Yearly traditions are like the fun loving, cool big brother of weekly rituals. We get to make up and do whatever we want for these once a year holidays. Plus, it’s another essential tool in the handy mom toolbox to help us live intentional lives. The same benefits of connection and happiness that we saw for weekly rituals also apply to once a year traditions. And parents can choose traditions that best match their family personality and help show their values. After experimenting over the past few years, here are our current favorite Valentine’s Day traditions.
- Love you hearts on the doors Feb 1-14. Every morning the kids wake up to a heart on their doors about a reason why I love them.
- Fancy candlelight Valentine’s Day dinner as a family. The kids receive a card and sometimes a little gift. I’m thinking about hiding it somewhere this year to make it more fun.
- Mr Mustache comes to dinner. I put on a pink mustache and pretend I’m a “very important person.” -The kids giggle uncontrollably. This was not a planned tradition, but sometimes the spontaneous ones are the best! As a bonus, they see mom being playful (a bit of a struggle of mine).

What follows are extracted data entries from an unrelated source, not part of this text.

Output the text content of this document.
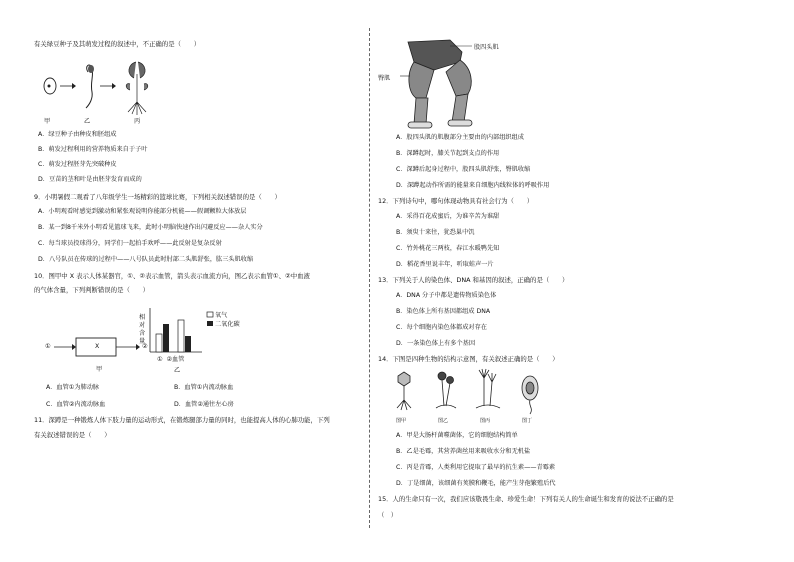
有关绿豆种子及其萌发过程的叙述中，不正确的是（　　）
甲	乙	丙
A．绿豆种子由种皮和胚组成
B．萌发过程利用的营养物质来自于子叶
C．萌发过程胚芽先突破种皮
D．豆苗的茎和叶是由胚芽发育而成的
9．小明暑假二观看了八年级学生一场精彩的篮球比赛，下列相关叙述错误的是（　　）
A．小明观看时感觉到激动和紧张观说明你能部分机能——假调颗粒大体放层
B．某一到8千米外小明看见篮球飞来，此时小明脑快速作出闪避反应——杂人实分
C．每当球员投球得分，同学们一起拍手欢呼——此反射是复杂反射
D．八号队员在传球的过程中——八号队员此时肘部二头肌舒张，肱三头肌收缩
10．图甲中 X 表示人体某器官，①、②表示血管，箭头表示血流方向，图乙表示血管①、②中血液
的气体含量，下列判断错误的是（　　）
①	X	②
甲
相
对
含
量
氧气
二氧化碳
①  ②血管
乙
A．血管①为肺动脉	B．血管①内流动脉血
C．血管②内流动脉血	D．血管②通往左心房
11．深蹲是一种锻炼人体下肢力量的运动形式，在锻炼腿部力量的同时，也能提高人体的心肺功能，下列
有关叙述错误的是（　　）
股四头肌
臀肌
A．股四头肌的肌腹部分主要由的内部组织组成
B．深蹲起时，膝关节起到支点的作用
C．深蹲后起身过程中，股四头肌舒张，臀肌收缩
D．深蹲起动作所需的能量来自细胞内线粒体的呼吸作用
12．下列诗句中，哪句体现动物具有社会行为（　　）
A．采得百花成蜜后，为谁辛苦为谁甜
B．须臾十来往，犹恐巢中饥
C．竹外桃花三两枝，春江水暖鸭先知
D．稻花香里说丰年，听取蛙声一片
13．下列关于人的染色体、DNA 和基因的叙述，正确的是（　　）
A．DNA 分子中都是遗传物质染色体
B．染色体上所有基因都组成 DNA
C．每个细胞内染色体都成对存在
D．一条染色体上有多个基因
14．下图是四种生物的结构示意图，有关叙述正确的是（　　）
图甲	图乙	图丙	图丁
A．甲是大肠杆菌噬菌体，它的细胞结构简单
B．乙是毛霉，其营养菌丝用来吸收水分和无机盐
C．丙是青霉，人类利用它提取了最早的抗生素——青霉素
D．丁是细菌，该细菌有荚膜和鞭毛，能产生芽孢繁殖后代
15．人的生命只有一次，我们应该敬畏生命、珍爱生命！下列有关人的生命诞生和发育的说法不正确的是
（　）
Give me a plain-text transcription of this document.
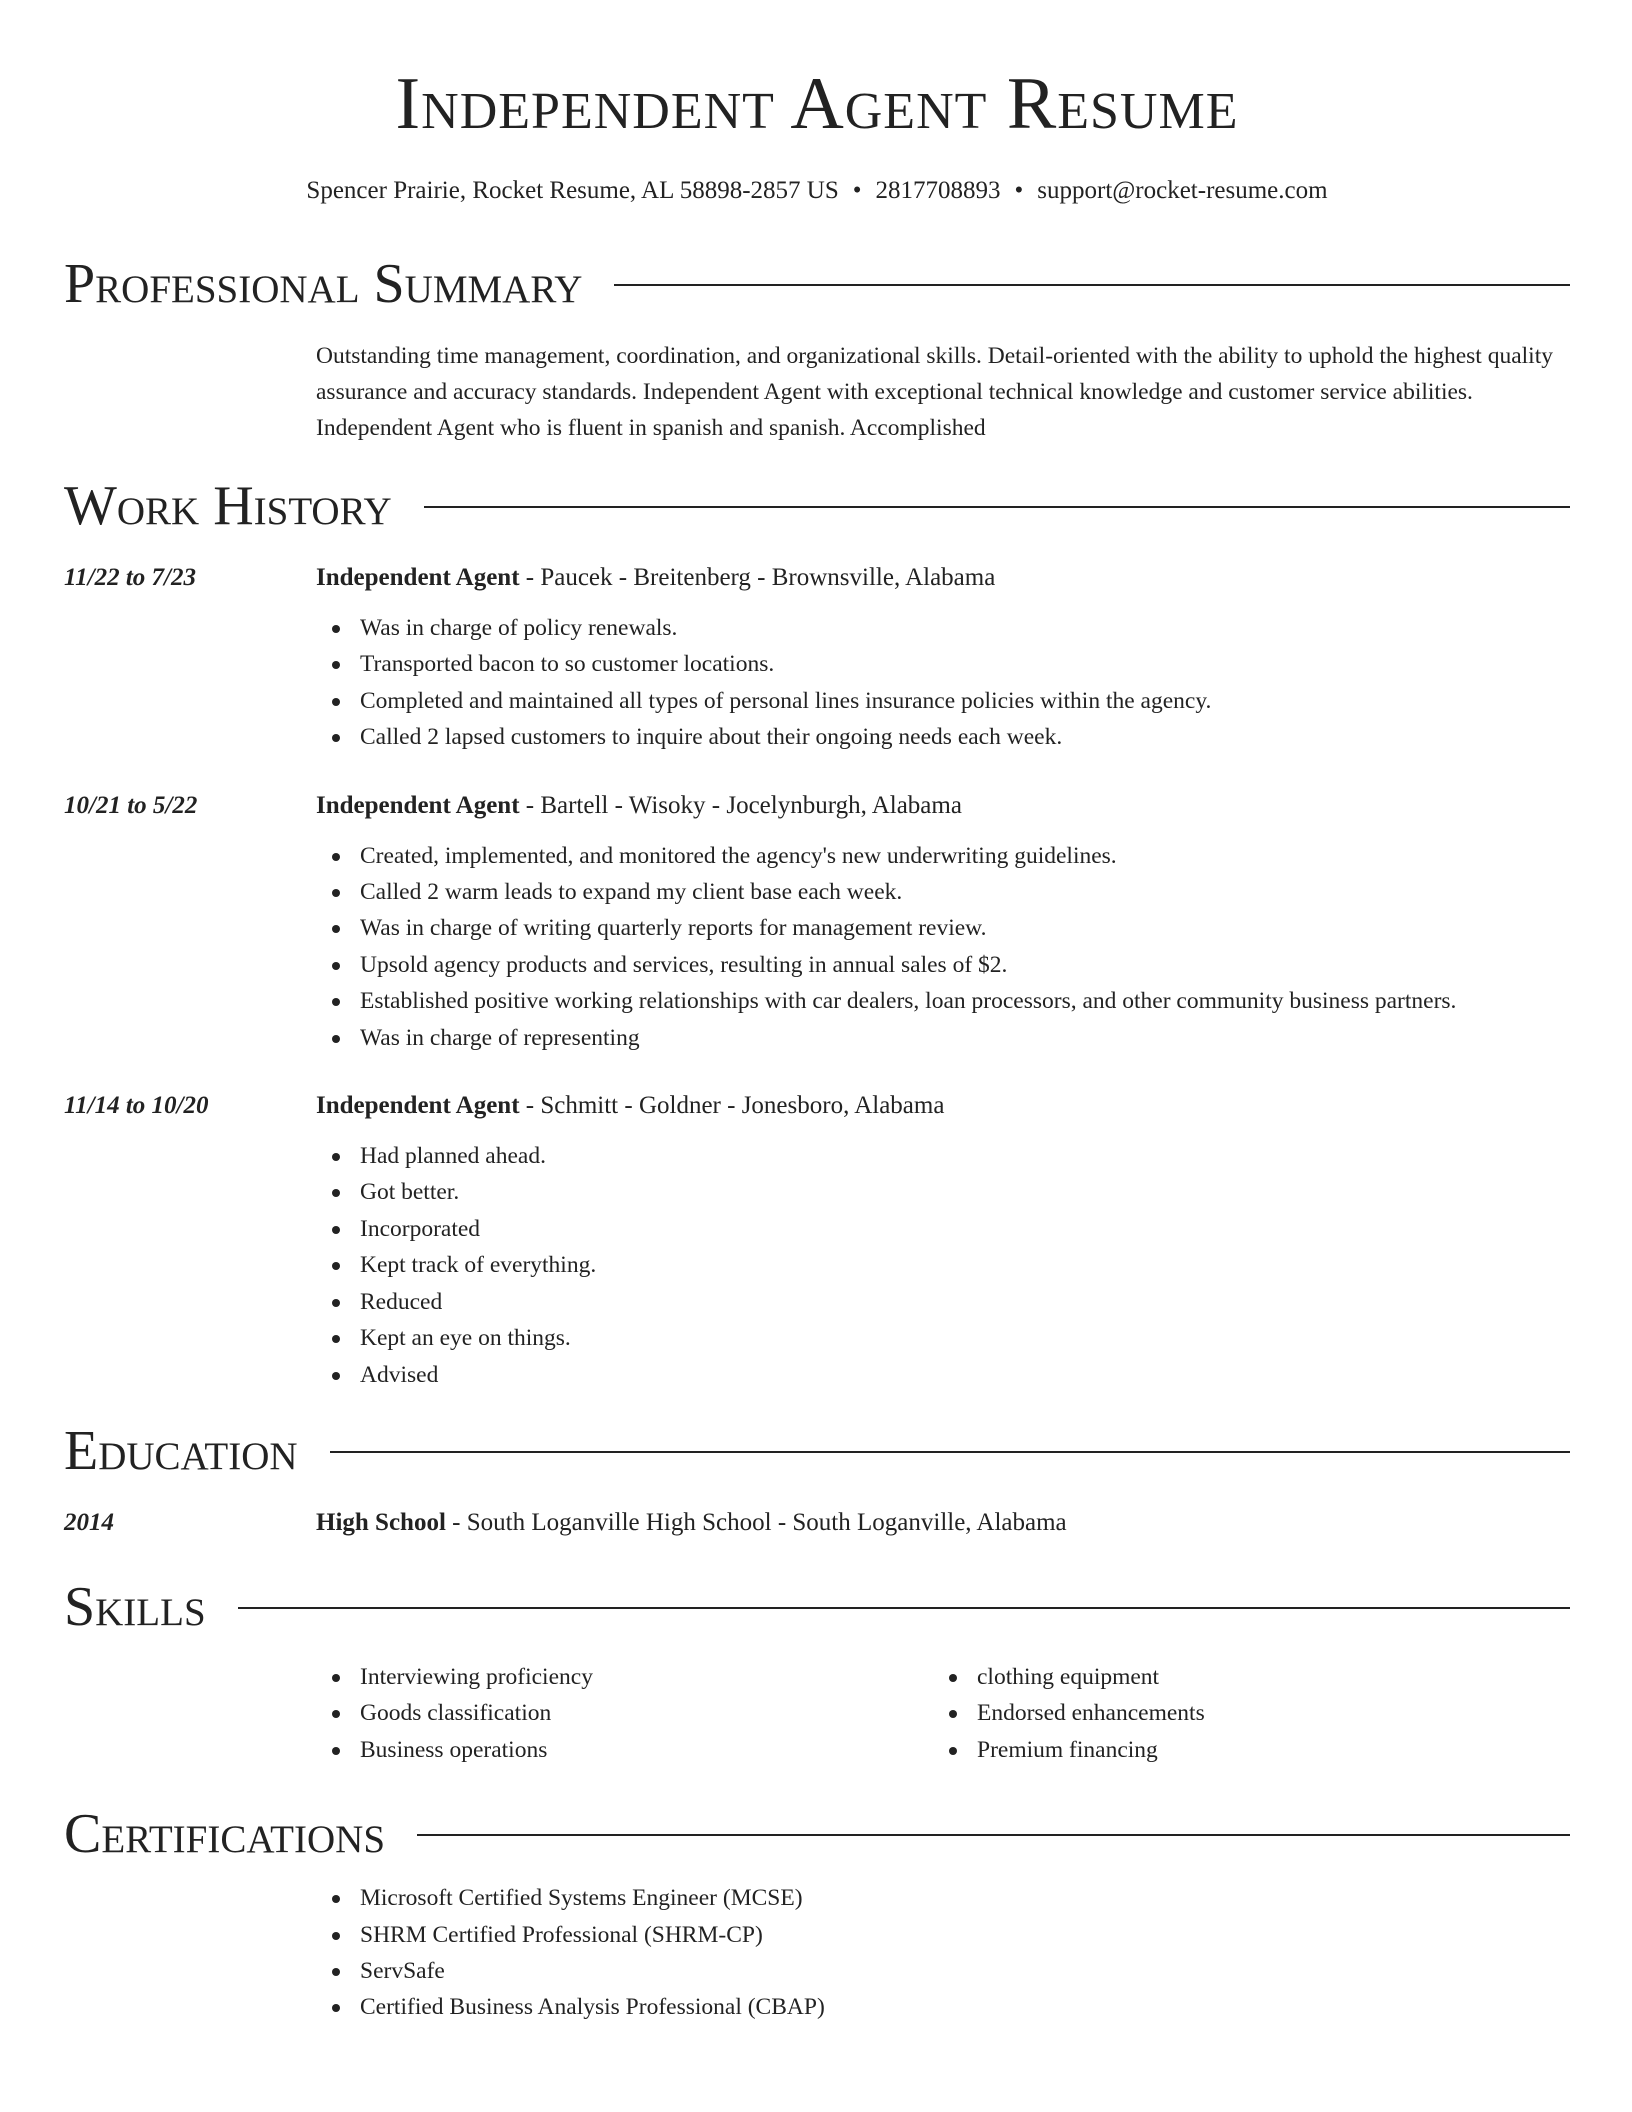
Independent Agent Resume
Spencer Prairie, Rocket Resume, AL 58898-2857 US • 2817708893 • support@rocket-resume.com
Professional Summary

Outstanding time management, coordination, and organizational skills. Detail-oriented with the ability to uphold the highest quality assurance and accuracy standards. Independent Agent with exceptional technical knowledge and customer service abilities. Independent Agent who is fluent in spanish and spanish. Accomplished

Work History
11/22 to 7/23	Independent Agent - Paucek - Breitenberg - Brownsville, Alabama
Was in charge of policy renewals.
Transported bacon to so customer locations.
Completed and maintained all types of personal lines insurance policies within the agency.
Called 2 lapsed customers to inquire about their ongoing needs each week.
10/21 to 5/22	Independent Agent - Bartell - Wisoky - Jocelynburgh, Alabama
Created, implemented, and monitored the agency's new underwriting guidelines.
Called 2 warm leads to expand my client base each week.
Was in charge of writing quarterly reports for management review.
Upsold agency products and services, resulting in annual sales of $2.
Established positive working relationships with car dealers, loan processors, and other community business partners.
Was in charge of representing
11/14 to 10/20	Independent Agent - Schmitt - Goldner - Jonesboro, Alabama
Had planned ahead.
Got better.
Incorporated
Kept track of everything.
Reduced
Kept an eye on things.
Advised
Education
2014	High School - South Loganville High School - South Loganville, Alabama
Skills
Interviewing proficiency
Goods classification
Business operations
clothing equipment
Endorsed enhancements
Premium financing
Certifications
Microsoft Certified Systems Engineer (MCSE)
SHRM Certified Professional (SHRM-CP)
ServSafe
Certified Business Analysis Professional (CBAP)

- Splurge Date the Friday after Valentine’s Day with hubby. We don’t follow this date exactly, but it gives us a fun framework for some more special ideas for an at home date. Basically we splurge a little on a treat and a few activities we don’t normally spend money on.
Other Traditions I’ve come across that I love
- Say or write down in a “love” journal what you love about each person in the family. Keep it from year to year to look at.

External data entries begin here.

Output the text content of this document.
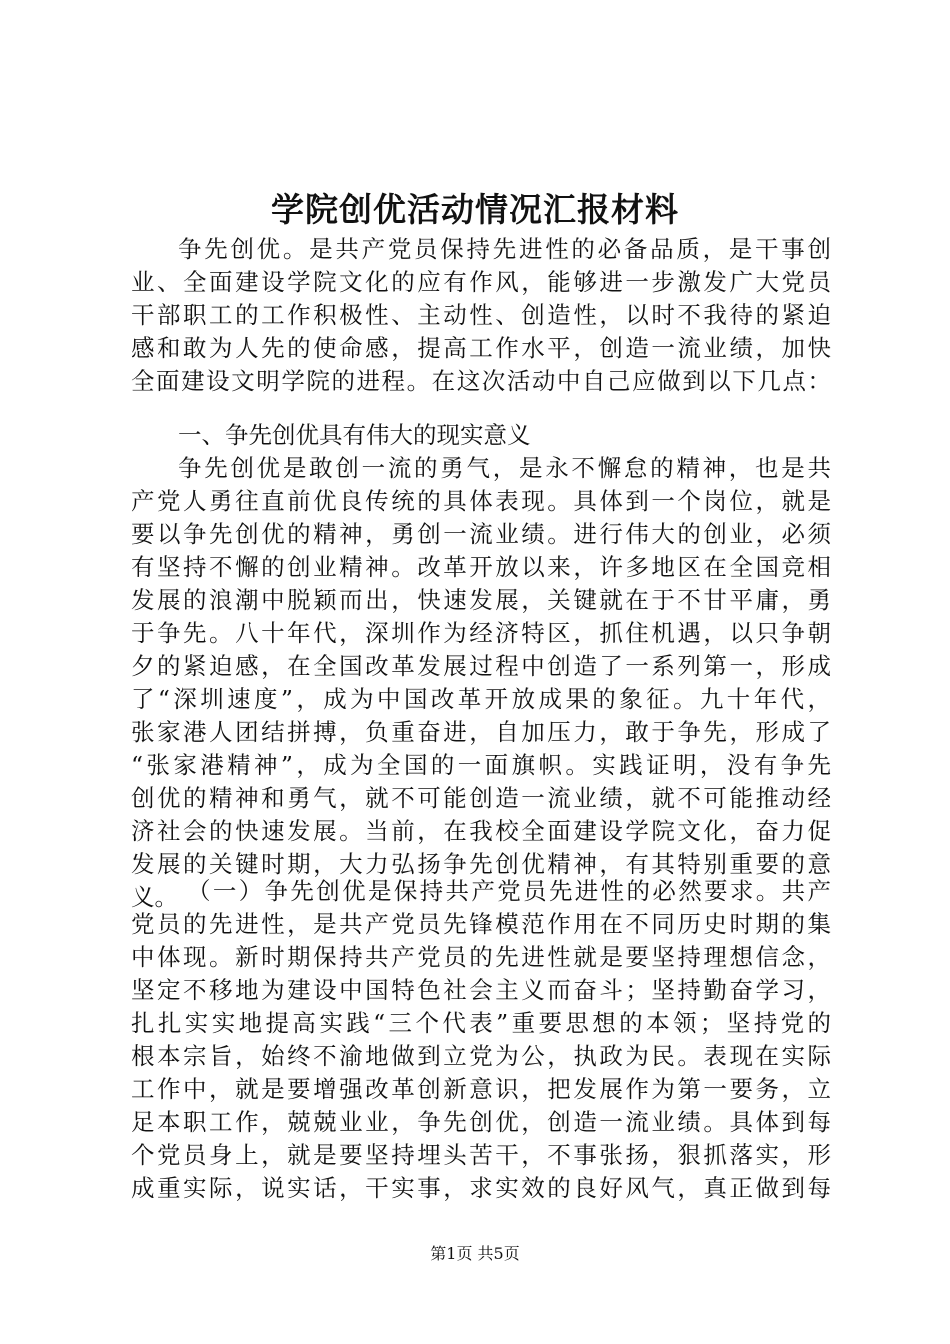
学院创优活动情况汇报材料
争先创优。是共产党员保持先进性的必备品质，是干事创
业、全面建设学院文化的应有作风，能够进一步激发广大党员
干部职工的工作积极性、主动性、创造性，以时不我待的紧迫
感和敢为人先的使命感，提高工作水平，创造一流业绩，加快
全面建设文明学院的进程。在这次活动中自己应做到以下几点：

一、争先创优具有伟大的现实意义

争先创优是敢创一流的勇气，是永不懈怠的精神，也是共
产党人勇往直前优良传统的具体表现。具体到一个岗位，就是
要以争先创优的精神，勇创一流业绩。进行伟大的创业，必须
有坚持不懈的创业精神。改革开放以来，许多地区在全国竞相
发展的浪潮中脱颖而出，快速发展，关键就在于不甘平庸，勇
于争先。八十年代，深圳作为经济特区，抓住机遇，以只争朝
夕的紧迫感，在全国改革发展过程中创造了一系列第一，形成
了“深圳速度”，成为中国改革开放成果的象征。九十年代，
张家港人团结拼搏，负重奋进，自加压力，敢于争先，形成了
“张家港精神”，成为全国的一面旗帜。实践证明，没有争先
创优的精神和勇气，就不可能创造一流业绩，就不可能推动经
济社会的快速发展。当前，在我校全面建设学院文化，奋力促
发展的关键时期，大力弘扬争先创优精神，有其特别重要的意
义。 （一）争先创优是保持共产党员先进性的必然要求。共产
党员的先进性，是共产党员先锋模范作用在不同历史时期的集
中体现。新时期保持共产党员的先进性就是要坚持理想信念，
坚定不移地为建设中国特色社会主义而奋斗；坚持勤奋学习，
扎扎实实地提高实践“三个代表”重要思想的本领；坚持党的
根本宗旨，始终不渝地做到立党为公，执政为民。表现在实际
工作中，就是要增强改革创新意识，把发展作为第一要务，立
足本职工作，兢兢业业，争先创优，创造一流业绩。具体到每
个党员身上，就是要坚持埋头苦干，不事张扬，狠抓落实，形
成重实际，说实话，干实事，求实效的良好风气，真正做到每
第1页 共5页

- Eat pancakes with strawberries or other red food (pasta sauce, grapes, beets, strawberry smoothie, etc)
- A book or sign that says “10 things I love about…” hung on their doors
- Make a card out of nature. Turn twigs and pinecones into a big heart and take a picture for a Valentine’s card your family can give to people.
- Send your Christmas cards out for Valentine’s Day. A friend of mine skips the Christmas card tradition in favor of a family card that goes out on Valentine’s day. It seems more relaxing!
I have a bad tendency to want to keep adding more and more traditions (because they’re fun loving and cool!). But really, a few key traditions for each holiday are plenty. We want the kids to remember the special ones later on. Not more, but better. We have enough stress in our lives.
Finally, it’s also worth it to reflect on our traditions. A few years ago, I tried a tradition that we found fun. But afterwards I realized that it didn’t really match up with our values or our family personality. So, I let it go and found something more in alignment. Additionally, our families evolve and then so do our traditions. It’s ok to change a tradition that doesn’t work anymore.
What are your favorite Valentine’s Day traditions with your family or with your husband? I would love to hear what works for you!